Fantasy RPG Guides

Beginner's Guide to Baldur's Gate 3: Classes, Companions & Combat

By GoblinWars Published

Beginner’s Guide to Baldur’s Gate 3: Classes, Companions & Combat

Starting Baldur’s Gate 3 can feel overwhelming. With twelve classes, dozens of subclasses, and a branching narrative that reacts to almost every decision, the first few hours present more choices than most RPGs offer in their entirety. This guide covers the essentials: choosing your first class, managing your party, and understanding the combat system built on Dungeons & Dragons 5th Edition rules.

Choosing Your First Class

Your class determines your role in combat and, to a lesser extent, your dialogue options. Fighters and Paladins are the most forgiving for newcomers. Fighters get multiple attacks, self-healing through Second Wind, and heavy armor proficiency. Paladins combine martial prowess with healing spells and devastating smites.

Spellcasters like Wizards and Sorcerers offer incredible power but require understanding spell slots, concentration, and positioning. If you want magic without the complexity, consider a Warlock, which operates on a simplified spellcasting system with fewer slots that recharge on short rests.

Rogues reward careful positioning. Sneak Attack deals massive damage when you have advantage or an ally adjacent to your target. A Rogue who understands when to engage and when to hide will consistently outdamage most other classes in single-target situations.

Your First Companions

You meet Shadowheart, Astarion, Gale, Lae’zel, Wyll, and Karlach in Act One. Each fills a distinct role. Shadowheart is your primary healer as a Cleric. Lae’zel is a devastating Fighter. Astarion provides Rogue utility. Gale handles arcane damage as a Wizard.

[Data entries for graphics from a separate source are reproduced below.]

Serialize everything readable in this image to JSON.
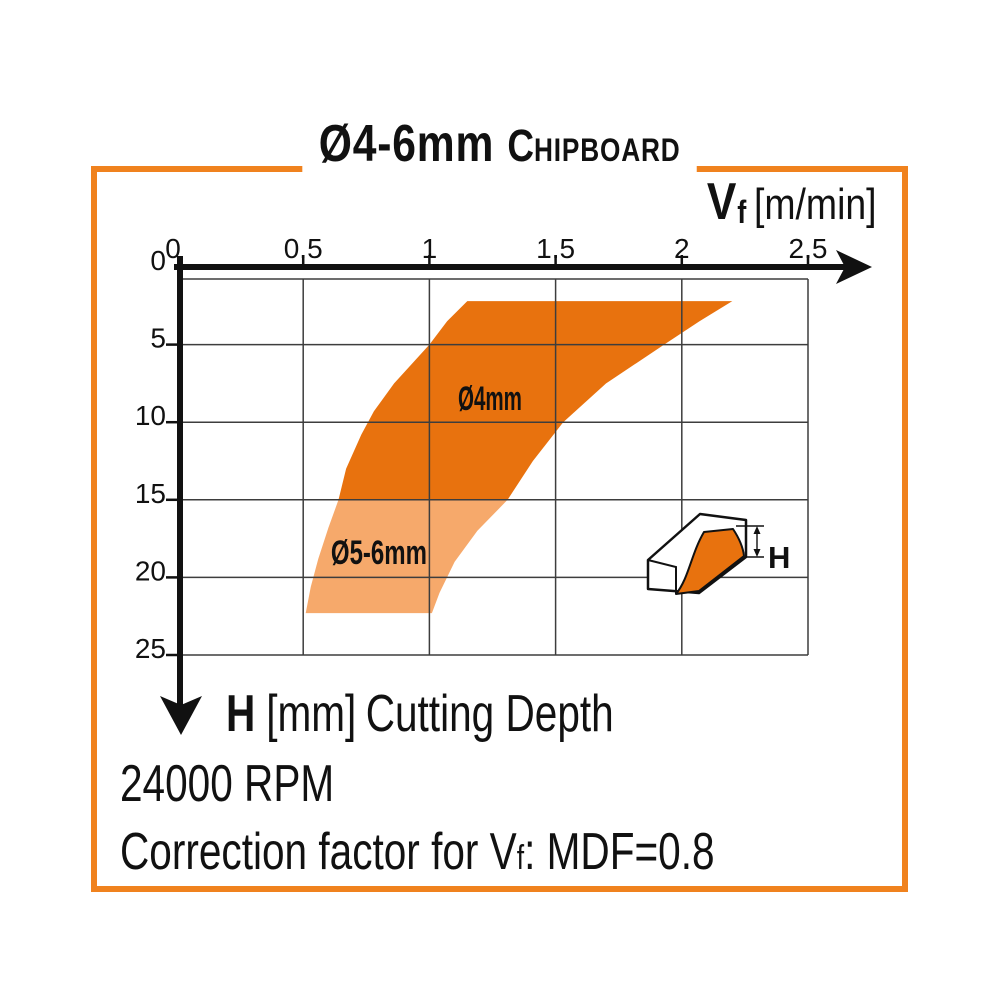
{
  "title": {
    "size_label": "Ø4-6mm",
    "material_initial": "C",
    "material_rest": "HIPBOARD"
  },
  "axis_x_label": {
    "symbol": "V",
    "subscript": "f",
    "unit": "[m/min]"
  },
  "axis_y_label": {
    "symbol": "H",
    "unit": "[mm]",
    "text": "Cutting Depth"
  },
  "footer": {
    "rpm": "24000 RPM",
    "correction_prefix": "Correction factor for V",
    "correction_sub": "f",
    "correction_suffix": ": MDF=0.8"
  },
  "workpiece_icon": {
    "dimension_label": "H"
  },
  "colors": {
    "frame": "#F0821E",
    "band_dark": "#E8720E",
    "band_light": "#F6A96B",
    "grid": "#3d3d3d",
    "axis": "#111111",
    "text": "#111111"
  },
  "chart_data": {
    "type": "area",
    "title": "Ø4-6mm Chipboard",
    "x_axis": {
      "label": "Vf [m/min]",
      "min": 0,
      "max": 2.5,
      "ticks": [
        "0",
        "0.5",
        "1",
        "1.5",
        "2",
        "2.5"
      ],
      "tick_values": [
        0,
        0.5,
        1,
        1.5,
        2,
        2.5
      ]
    },
    "y_axis": {
      "label": "H [mm] Cutting Depth",
      "min": 0,
      "max": 25,
      "ticks": [
        "0",
        "5",
        "10",
        "15",
        "20",
        "25"
      ],
      "tick_values": [
        0,
        5,
        10,
        15,
        20,
        25
      ],
      "direction": "down"
    },
    "grid": true,
    "series": [
      {
        "name": "Ø4mm",
        "color": "#E8720E",
        "depth_range_mm": [
          2.2,
          15
        ]
      },
      {
        "name": "Ø5-6mm",
        "color": "#F6A96B",
        "depth_range_mm": [
          15,
          22.3
        ]
      }
    ],
    "band": {
      "split_depth": 15,
      "left_curve": [
        [
          1.15,
          2.2
        ],
        [
          1.07,
          3.5
        ],
        [
          1.0,
          5
        ],
        [
          0.86,
          7.5
        ],
        [
          0.78,
          9.3
        ],
        [
          0.73,
          10.8
        ],
        [
          0.67,
          13
        ],
        [
          0.64,
          15
        ],
        [
          0.6,
          16.8
        ],
        [
          0.56,
          18.8
        ],
        [
          0.53,
          20.6
        ],
        [
          0.51,
          22.3
        ]
      ],
      "right_curve": [
        [
          2.2,
          2.2
        ],
        [
          2.07,
          3.5
        ],
        [
          1.93,
          5
        ],
        [
          1.7,
          7.5
        ],
        [
          1.53,
          10
        ],
        [
          1.41,
          12.5
        ],
        [
          1.31,
          15
        ],
        [
          1.19,
          17
        ],
        [
          1.1,
          19
        ],
        [
          1.04,
          21
        ],
        [
          1.01,
          22.3
        ]
      ]
    },
    "annotations": [
      {
        "text": "Ø4mm",
        "x": 1.24,
        "y": 8.45
      },
      {
        "text": "Ø5-6mm",
        "x": 0.8,
        "y": 18.35
      }
    ],
    "rpm": "24000 RPM",
    "correction_note": "Correction factor for Vf: MDF=0.8"
  }
}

A balanced party typically includes one frontline martial character, one healer, one damage-dealer, and one utility character. Your own class should complement what your chosen companions provide.

Understanding D&D 5E Combat

Every attack, spell, and skill check in BG3 uses a d20 roll modified by your relevant ability score and proficiency bonus. To hit an enemy, your attack roll must meet or exceed their Armor Class. Spells that require saving throws force the target to roll against your Spell Save DC.

Advantage and disadvantage are the most important mechanics to understand. Having advantage means you roll two d20s and take the higher result. Disadvantage means you take the lower. High ground grants advantage on ranged attacks. Attacking from stealth grants advantage. Standing in certain environmental hazards imposes disadvantage.

Action economy matters enormously. Each turn you get one Action, one Bonus Action, and Movement. Some abilities like the Fighter’s Action Surge grant additional Actions. Efficient use of your action economy separates competent players from great ones.

Essential Early Game Tips

Save often. BG3 does not autosave frequently, and some decisions have immediate, irreversible consequences. Quicksave before important conversations and before combat encounters.

Explore thoroughly. Hidden treasures, secret passages, and optional encounters are everywhere. The game rewards curiosity with powerful equipment, additional experience, and narrative depth.

Long rests advance companion storylines and restore all your resources, but they also advance certain time-sensitive quests. Short rests are free and restore some HP and certain class abilities. Use short rests liberally between fights.

Read item descriptions and tooltips. BG3 provides detailed information about everything if you hover over it. Understanding what your abilities actually do prevents costly mistakes in combat.

For more class-specific strategies, see our Paladin build guide and our spellcaster tips for RPG combat.

Managing Difficulty

BG3 offers three difficulty levels. Explorer is designed for players who want to focus on the story with minimal combat challenge. Balanced is the intended experience, where encounters are fair but demand engagement with the systems. Tactician adds boss legendary actions, smarter AI, and increased enemy stats, creating a significantly harder experience that rewards deep tactical play.

You can change difficulty at any time outside of Honour Mode. Start on Balanced and adjust if you find combat too easy or too frustrating. There is no shame in lowering difficulty for a specific encounter and raising it back afterward.

Multiclassing Basics

At each level up, you can choose to take a level in a different class instead of continuing your current one. Multiclassing is powerful but risky for beginners. A common effective multiclass is taking two levels of Fighter on any character for Action Surge, which grants an additional action once per short rest. This is universally powerful regardless of your primary class.

Avoid multiclassing before level 5 on martial classes or level 6 on full casters unless you have a specific plan. The abilities gained at these levels, Extra Attack for martial classes and 3rd-level spells for casters, are too important to delay without good reason.